Er moeten ingevolge de richtlijn hulpposten voor handen zijn in de nabijheid van de ingangen en in de tunnel zelf. De onderlinge afstand van hulpposten is bepaald op maximaal 150 meter. Onder de huidige Warvw en het wetsvoorstel mogen hulpposten maximaal 50–60 meter uit elkaar zijn geplaatst. Dit is in lijn met de plaatsing van de brandkranen. De kosten voor een hulppostkast zijn € 25 000,–.

Ventilatie

Net als onder de huidige wetgeving blijft de eis dat er mechanische ventilatie moet zijn in tunnels langer dan 500 meter. In de EU richtlijn wordt mechanische ventilatie om de 1000 meter voorgeschreven. Ventilatie is een effectieve voorziening in tunnels om rook te verdrijven en verhoogt daarmee de zelfredzaamheid. Een ventilatiecluster kost € 200 000,–.

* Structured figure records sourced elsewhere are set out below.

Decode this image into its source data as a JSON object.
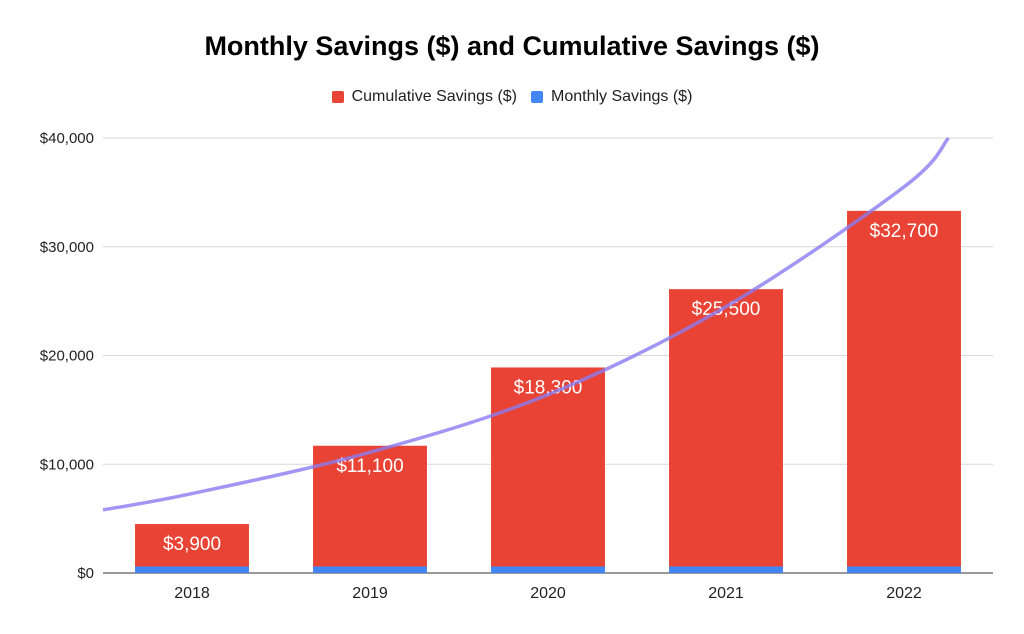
{
  "chart_data": {
    "type": "bar",
    "stacked": true,
    "title": "Monthly Savings ($) and Cumulative Savings ($)",
    "xlabel": "",
    "ylabel": "",
    "categories": [
      "2018",
      "2019",
      "2020",
      "2021",
      "2022"
    ],
    "series": [
      {
        "name": "Cumulative Savings ($)",
        "color": "#e94335",
        "values": [
          3900,
          11100,
          18300,
          25500,
          32700
        ],
        "data_labels": [
          "$3,900",
          "$11,100",
          "$18,300",
          "$25,500",
          "$32,700"
        ]
      },
      {
        "name": "Monthly Savings ($)",
        "color": "#4285f4",
        "values": [
          600,
          600,
          600,
          600,
          600
        ]
      }
    ],
    "trendline": {
      "type": "exponential",
      "color": "#8a7cf0",
      "points": [
        [
          2017.5,
          5800
        ],
        [
          2018,
          7300
        ],
        [
          2019,
          11100
        ],
        [
          2020,
          16400
        ],
        [
          2021,
          24500
        ],
        [
          2022,
          35500
        ],
        [
          2022.25,
          40000
        ]
      ]
    },
    "ylim": [
      0,
      40000
    ],
    "yticks": [
      0,
      10000,
      20000,
      30000,
      40000
    ],
    "ytick_labels": [
      "$0",
      "$10,000",
      "$20,000",
      "$30,000",
      "$40,000"
    ],
    "grid": true,
    "legend_position": "top"
  }
}
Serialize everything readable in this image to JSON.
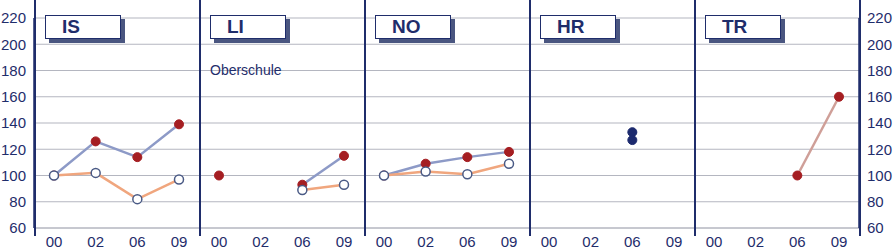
{
  "chart_data": [
    {
      "type": "line",
      "title": "IS",
      "categories": [
        "00",
        "02",
        "06",
        "09"
      ],
      "ylim": [
        60,
        220
      ],
      "yticks": [
        60,
        80,
        100,
        120,
        140,
        160,
        180,
        200,
        220
      ],
      "grid": true,
      "series": [
        {
          "color": "#8d9ac7",
          "marker": "filled",
          "line_style": "solid",
          "values": [
            100,
            126,
            114,
            139
          ]
        },
        {
          "color": "#f0a67e",
          "marker": "open",
          "line_style": "solid",
          "values": [
            100,
            102,
            82,
            97
          ]
        }
      ]
    },
    {
      "type": "line",
      "title": "LI",
      "annotations": [
        "Oberschule"
      ],
      "categories": [
        "00",
        "02",
        "06",
        "09"
      ],
      "ylim": [
        60,
        220
      ],
      "yticks": [
        60,
        80,
        100,
        120,
        140,
        160,
        180,
        200,
        220
      ],
      "grid": true,
      "tick_labels": "x",
      "series": [
        {
          "color": "#8d9ac7",
          "marker": "filled",
          "line_style": "solid",
          "values": [
            100,
            null,
            93,
            115
          ]
        },
        {
          "color": "#f0a67e",
          "marker": "open",
          "line_style": "solid",
          "values": [
            null,
            null,
            89,
            93
          ]
        }
      ]
    },
    {
      "type": "line",
      "title": "NO",
      "categories": [
        "00",
        "02",
        "06",
        "09"
      ],
      "ylim": [
        60,
        220
      ],
      "yticks": [
        60,
        80,
        100,
        120,
        140,
        160,
        180,
        200,
        220
      ],
      "grid": true,
      "tick_labels": "x",
      "series": [
        {
          "color": "#8d9ac7",
          "marker": "filled",
          "line_style": "solid",
          "values": [
            100,
            109,
            114,
            118
          ]
        },
        {
          "color": "#f0a67e",
          "marker": "open",
          "line_style": "solid",
          "values": [
            100,
            103,
            101,
            109
          ]
        }
      ]
    },
    {
      "type": "line",
      "title": "HR",
      "categories": [
        "00",
        "02",
        "06",
        "09"
      ],
      "ylim": [
        60,
        220
      ],
      "yticks": [
        60,
        80,
        100,
        120,
        140,
        160,
        180,
        200,
        220
      ],
      "grid": true,
      "tick_labels": "x",
      "series": [
        {
          "color": "#1c2a6e",
          "marker": "filled",
          "line_style": "none",
          "values": [
            null,
            null,
            133,
            null
          ]
        },
        {
          "color": "#1c2a6e",
          "marker": "filled",
          "line_style": "none",
          "values": [
            null,
            null,
            127,
            null
          ]
        }
      ]
    },
    {
      "type": "line",
      "title": "TR",
      "categories": [
        "00",
        "02",
        "06",
        "09"
      ],
      "ylim": [
        60,
        220
      ],
      "yticks": [
        60,
        80,
        100,
        120,
        140,
        160,
        180,
        200,
        220
      ],
      "grid": true,
      "series": [
        {
          "color": "#cf9f98",
          "marker": "filled",
          "line_style": "solid",
          "values": [
            null,
            null,
            100,
            160
          ]
        }
      ]
    }
  ]
}
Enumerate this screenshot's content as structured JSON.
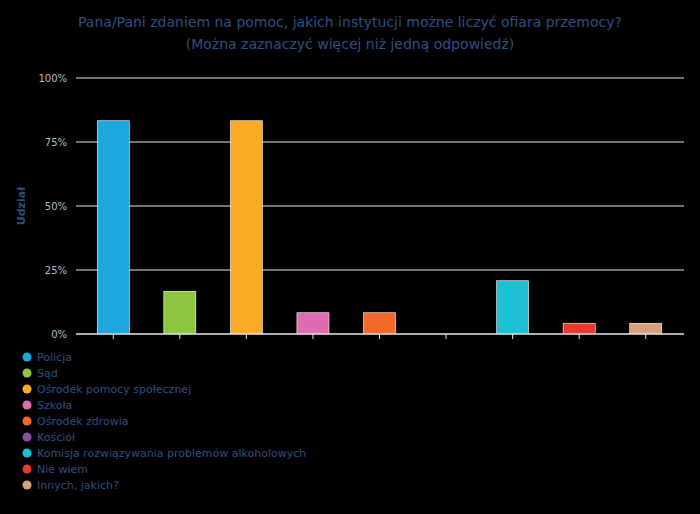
{
  "chart_data": {
    "type": "bar",
    "title": "Pana/Pani zdaniem na pomoc, jakich instytucji możne liczyć ofiara przemocy?",
    "subtitle": "(Można zaznaczyć więcej niż jedną odpowiedź)",
    "y_label": "Udział",
    "categories": [
      "Policja",
      "Sąd",
      "Ośrodek pomocy społecznej",
      "Szkoła",
      "Ośrodek zdrowia",
      "Kościół",
      "Komisja rozwiązywania problemów alkoholowych",
      "Nie wiem",
      "Innych, jakich?"
    ],
    "values": [
      83.3,
      16.7,
      83.3,
      8.3,
      8.3,
      0,
      20.8,
      4.2,
      4.2
    ],
    "colors": [
      "#1ea6e0",
      "#8cc63f",
      "#fbaa27",
      "#e06bb0",
      "#f26a2a",
      "#8e4f9e",
      "#1dbfd4",
      "#e8382f",
      "#d9a080"
    ],
    "ylim": [
      0,
      100
    ],
    "yticks": [
      {
        "value": 0,
        "label": "0%"
      },
      {
        "value": 25,
        "label": "25%"
      },
      {
        "value": 50,
        "label": "50%"
      },
      {
        "value": 75,
        "label": "75%"
      },
      {
        "value": 100,
        "label": "100%"
      }
    ],
    "grid": true,
    "legend": "bottom-left",
    "tick_labels": "y"
  }
}
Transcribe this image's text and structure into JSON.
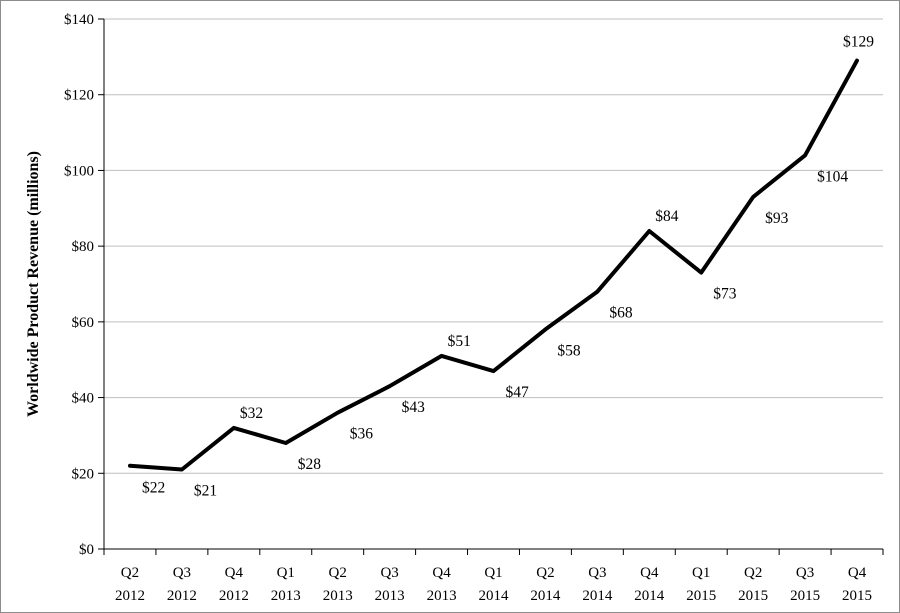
{
  "chart_data": {
    "type": "line",
    "title": "",
    "xlabel": "",
    "ylabel": "Worldwide Product Revenue (millions)",
    "ylim": [
      0,
      140
    ],
    "yticks": [
      0,
      20,
      40,
      60,
      80,
      100,
      120,
      140
    ],
    "ytick_labels": [
      "$0",
      "$20",
      "$40",
      "$60",
      "$80",
      "$100",
      "$120",
      "$140"
    ],
    "grid": true,
    "legend": "none",
    "line_color": "#000000",
    "categories": [
      [
        "Q2",
        "2012"
      ],
      [
        "Q3",
        "2012"
      ],
      [
        "Q4",
        "2012"
      ],
      [
        "Q1",
        "2013"
      ],
      [
        "Q2",
        "2013"
      ],
      [
        "Q3",
        "2013"
      ],
      [
        "Q4",
        "2013"
      ],
      [
        "Q1",
        "2014"
      ],
      [
        "Q2",
        "2014"
      ],
      [
        "Q3",
        "2014"
      ],
      [
        "Q4",
        "2014"
      ],
      [
        "Q1",
        "2015"
      ],
      [
        "Q2",
        "2015"
      ],
      [
        "Q3",
        "2015"
      ],
      [
        "Q4",
        "2015"
      ]
    ],
    "values": [
      22,
      21,
      32,
      28,
      36,
      43,
      51,
      47,
      58,
      68,
      84,
      73,
      93,
      104,
      129
    ],
    "data_labels": [
      "$22",
      "$21",
      "$32",
      "$28",
      "$36",
      "$43",
      "$51",
      "$47",
      "$58",
      "$68",
      "$84",
      "$73",
      "$93",
      "$104",
      "$129"
    ]
  }
}
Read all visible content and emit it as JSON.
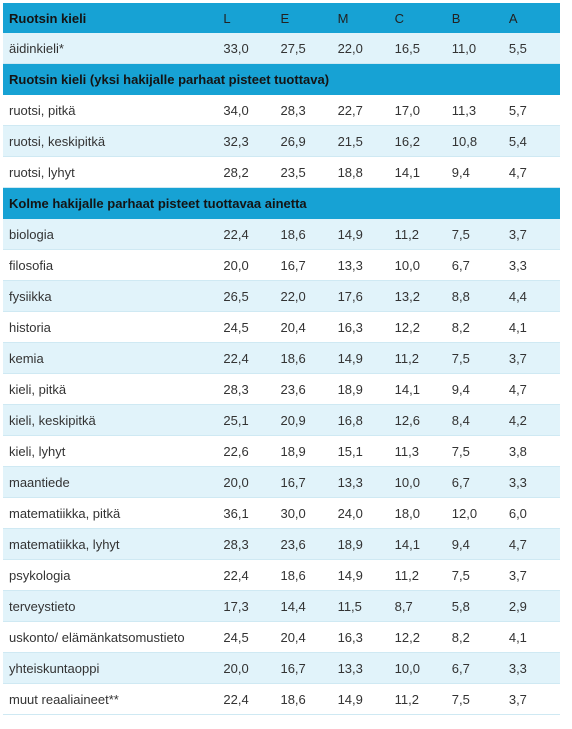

Commissie voor de tunnelveiligheid

De huidige Warvw heeft de Commissie voor de tunnelveiligheid ingesteld die advies geeft over de veiligheid van tunnels op basis van risicoanalyse. De richtlijn stelt niet de eis van verplicht advies door een Commissie. In het wetsvoorstel wordt de Commissie voor de tunnelveiligheid conform de evaluatie en in lijn met de richtlijn opgeheven. Dit is mogelijk omdat nu vooraf in het traject duidelijkheid is wat het gewenste veiligheidsniveau is. Daarnaast wordt deskundig advies geborgd door de vanuit de richtlijn vereiste verplichte raadpleging van veiligheidsbeambten.

Ik hoop uw Kamer hiermee voldoende inzicht te hebben gegeven in de afweging die is gemaakt om op enkele punten een bredere toepassing te geven aan de richtlijn.